I have a dataset of 22 GB. I would like to process it on my laptop. Of course I can't load it in memory.
I use a lot sklearn but for much smaller datasets.
In this situations the classical approach should be something like.
Read only part of the data -> Partial train your estimator -> delete the data -> read other part of the data -> continue to train your estimator.
I have seen that some sklearn algorithm have the partial fit method that should allow us to train the estimator with various subsamples of the data.
Now I am wondering is there an easy why to do that in sklearn?
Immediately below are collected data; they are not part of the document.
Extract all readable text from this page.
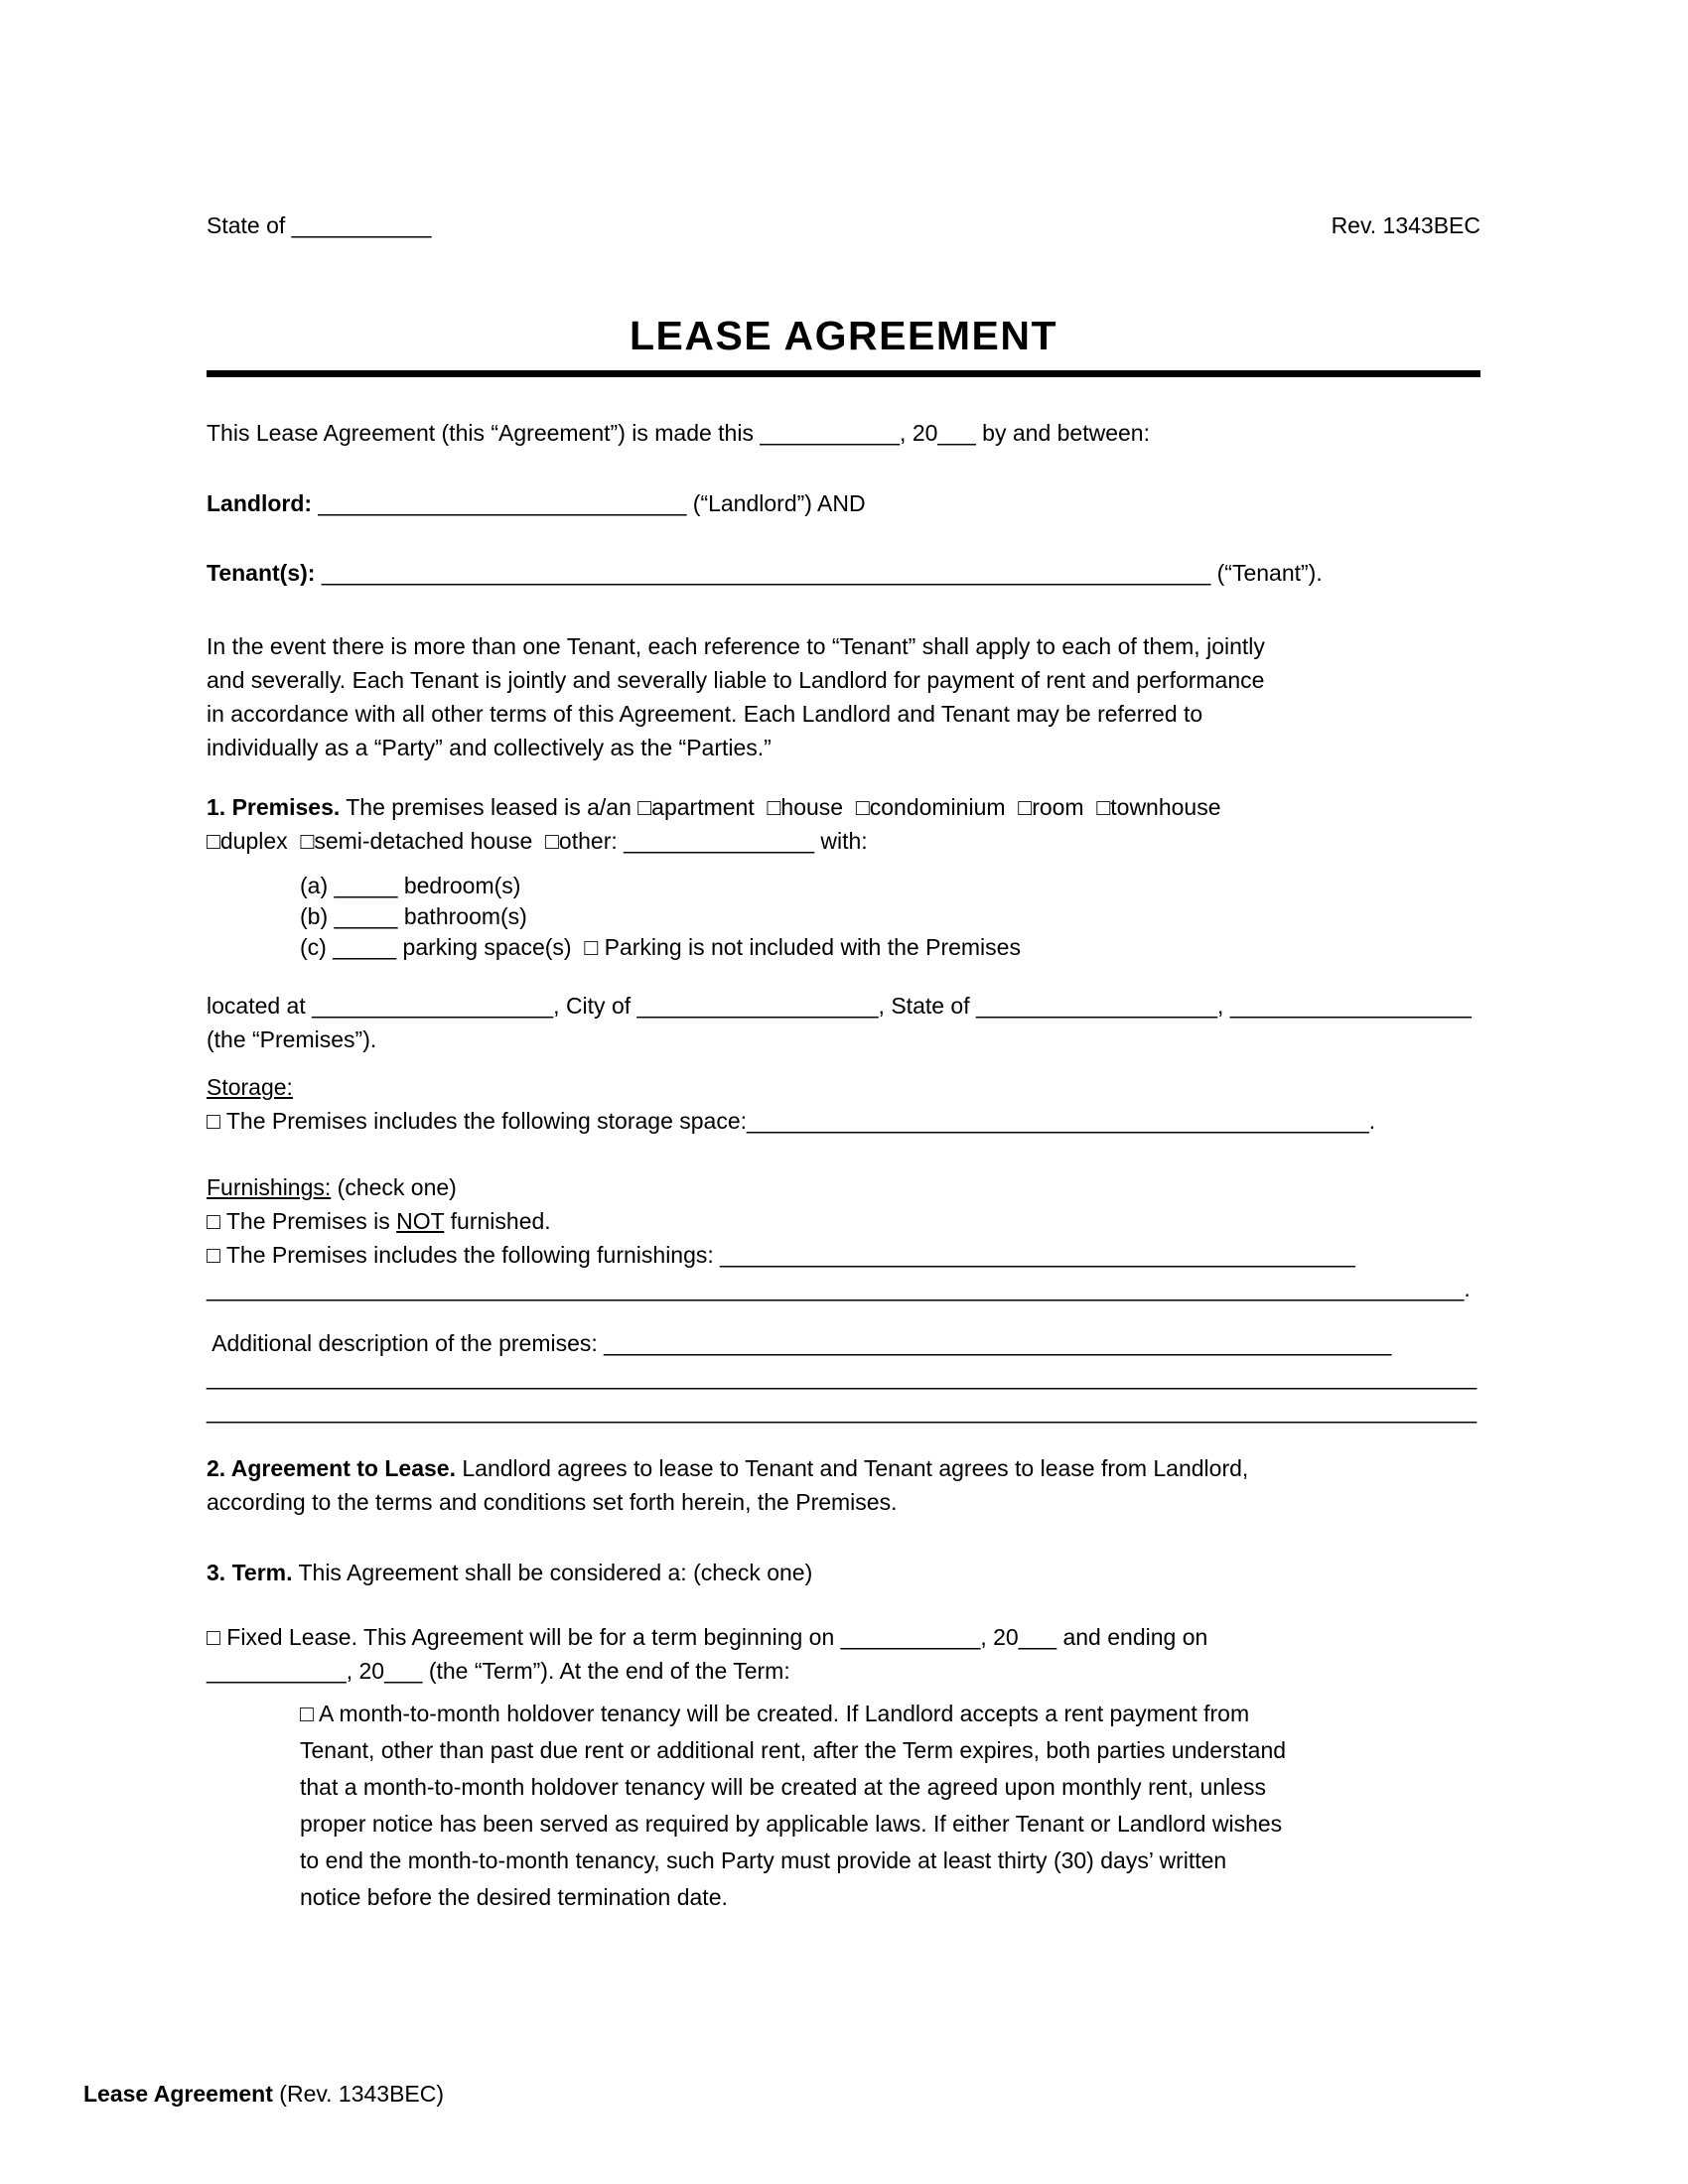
State of ___________	Rev. 1343BEC
LEASE AGREEMENT
This Lease Agreement (this “Agreement”) is made this ___________, 20___ by and between:
Landlord: _____________________________ (“Landlord”) AND
Tenant(s): ______________________________________________________________________ (“Tenant”).
In the event there is more than one Tenant, each reference to “Tenant” shall apply to each of them, jointly
and severally. Each Tenant is jointly and severally liable to Landlord for payment of rent and performance
in accordance with all other terms of this Agreement. Each Landlord and Tenant may be referred to
individually as a “Party” and collectively as the “Parties.”
1. Premises. The premises leased is a/an □apartment  □house  □condominium  □room  □townhouse
□duplex  □semi-detached house  □other: _______________ with:
(a) _____ bedroom(s)
(b) _____ bathroom(s)
(c) _____ parking space(s)  □ Parking is not included with the Premises
located at ___________________, City of ___________________, State of ___________________, ___________________
(the “Premises”).
Storage:
□ The Premises includes the following storage space:_________________________________________________.
Furnishings: (check one)
□ The Premises is NOT furnished.
□ The Premises includes the following furnishings: __________________________________________________
___________________________________________________________________________________________________.
Additional description of the premises: ______________________________________________________________
____________________________________________________________________________________________________
____________________________________________________________________________________________________
2. Agreement to Lease. Landlord agrees to lease to Tenant and Tenant agrees to lease from Landlord,
according to the terms and conditions set forth herein, the Premises.
3. Term. This Agreement shall be considered a: (check one)
□ Fixed Lease. This Agreement will be for a term beginning on ___________, 20___ and ending on
___________, 20___ (the “Term”). At the end of the Term:
□ A month-to-month holdover tenancy will be created. If Landlord accepts a rent payment from
Tenant, other than past due rent or additional rent, after the Term expires, both parties understand
that a month-to-month holdover tenancy will be created at the agreed upon monthly rent, unless
proper notice has been served as required by applicable laws. If either Tenant or Landlord wishes
to end the month-to-month tenancy, such Party must provide at least thirty (30) days’ written
notice before the desired termination date.
Lease Agreement (Rev. 1343BEC)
I am looking for something like
r = read_part_of_data('data.csv')
m = sk.my_model
`for i in range(n):
x = r.read_next_chunk(20 lines)
m.partial_fit(x)
m.predict(new_x)
Maybe sklearn is not the right tool for these kind of things?
Let me know.
I've used several scikit-learn classifiers with out-of-core capabilities to train linear models: Stochastic Gradient, Perceptron and Passive Agressive and also Multinomial Naive Bayes on a Kaggle dataset of over 30Gb. All these classifiers share the partial_fit method which you mention. Some behave better than others though.
You can find the methodology, the case study and some good resources in of this post:
http://www.opendatascience.com/blog/riding-on-large-data-with-scikit-learn/
I think sklearn is fine for larger data. If your chosen algorithms support partial_fit or an online learning approach then you're on track. One thing to be aware of is that your chunk size may influence your success.
This link may be useful...
Working with big data in python and numpy, not enough ram, how to save partial results on disc?
I agree that h5py is useful but you may wish to use tools that are already in your quiver.
Another thing you can do is to randomly pick whether or not to keep a row in your csv file...and save the result to a .npy file so it loads quicker. That way you get a sampling of your data that will allow you to start playing with it with all algorithms...and deal with the bigger data issue along the way(or not at all! sometimes a sample with a good approach is good enough depending on what you want).
You may want to take a look at Dask or Graphlab
http://dask.pydata.org/en/latest/
https://turi.com/products/create/
They are similar to pandas but working on large scale data (using out-of-core dataframes). The problem with pandas is all data has to fit into memory.
Both frameworks can be used with scikit learn. You can load 22 GB of data into Dask or SFrame, then use with sklearn.
I find it interesting that you have chosen to use Python for statistical analysis rather than R however, I would start by putting my data into a format that can handle such large datasets. The python h5py package is fantastic for this kind of storage - allowing very fast access to your data. You will need to chunk up your data in reasonable sizes say 1 million element chunks e.g. 20 columns x 50,000 rows writing each chunk to the H5 file. Next you need to think about what kind of model you are running - which you haven't really specified.
The fact is that you will probably have to write the algorithm for model and the machine learning cross validation because the data is large. Start by writing an algorithm to summarize the data, so that you know what you am looking at. Then once you decide what model you want to run you will need to think about what the cross validation will be. Put in a "column" into each chunk of the data set that denotes which validation set each row belongs to. You many choose to label each chunk to a particular validation set.
Next you will need to write a map reduce style algorithm to run your model on the validation subsets. The alternative is simply to run models on each chunk of each validation set and average the result (consider the theoretical validity of this approach).
Consider using spark, or R and rhdf5 or something similar. I haven't supplied any code because this is a project rather than just a simple coding question.